23. Local Application creates html output file.
24. If the local application got "Terminate" in the arguments, than it sends a "Terminate" message to the Manager via LocalManagerSQS. Otherwise, the local application finish it's job and terminates.
25. The thread of the LocalManagerCommunication takes the new message of "Terminate" (if exists) from LocalManagerSQS and apply the function Terminate. The function Terminate updates the value of Done to be true, and then waits for all the tasks that the manager already taking care of will be done. After all the tasks are done the localManagerCommunication interrupt the Workerschecker thread (so it won't make new workers), and terminates all the instances of workers, and deletes the LocalManagerSQS, the ManagerWorkersSQS and WorkersManagerSQS. Finally it terminates the instance of the Manager EC2.
- Running Times -
n=6 time= 3 min
n=14 time= 3 min
- Security -
We use the plugin: AWS Toolkit
which allow us to save the credential on a local file and connect without revealing the details.
- Scalability -
The manager contain 3 threads in order to divide his work.
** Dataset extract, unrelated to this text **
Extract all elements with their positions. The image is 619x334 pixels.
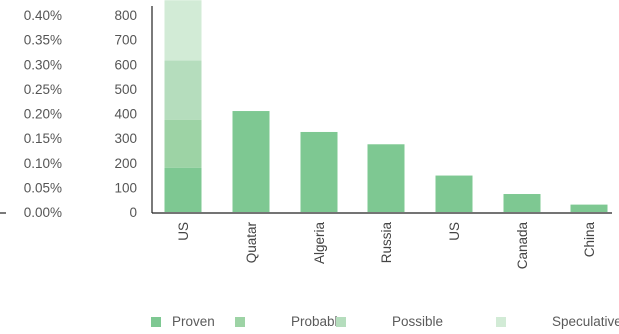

The 2 first threads cause the manager to never wait because one thread checks the LocalsManagerSQS
and the other checks the WorkersManagerSQS.
We created the DataBase class to handle the connection between the thread.
Moreover, we don't save anything in the Manager memory, just the number of tasks the Manager has, the number of workers, and the EC2 object (of the workers).
The numbers don't take uo a lot of memory (even a very big number) and also the pointers to the EC2 object.
- Persistence -
worker will delete a task from the queue only after its done. If something happend and the worker couldn't finish the task, the task will go back to the queue and another worker will take it.
In order to deal with the case thet a node stalls for a while, we updated to a longer time the visibility time out, so the worker has eonogh time to finish his job.
- Threads -
The manager contain 3 threads:
1. for the connaction between the local to the manager- includes handling New-Task messages or termination messages
2. for the connaction between the worker to the manager- includes handling the worker's response
and sending the final result to the relevant local.
3. for checking if all of the workers are working - if a worker suddenly terminate, the worker replace with new EC2 (& update in the DataBase).
- More than one client at the same time -
Checked!
- Termination -
After a local get respone, the local require to:
- Delete his own queue from SQS
- Delete the manager's response file from S3
- Delete his own buccket from S3
After the local send termination message, the manager require to:
- Terminate the running workers
- Delete the queues: LocalManagerSQS, ManagerWorkersSQS, WorkersManagerSQS
- Terminate himself
- Division of tasks -
We desided to limit the queues to one message at a time, in that way the tasks are shared equally among the workers.
- Managing tasks -
Each local has its own bucket.
Inside the bucket there is the input file and later 2 more files:
the summary file and a file for the amount of images left.
When a worker returns an answer to the manager, its indicates to which bucket the result belongs
and thus there is no mixing of results between the different locals.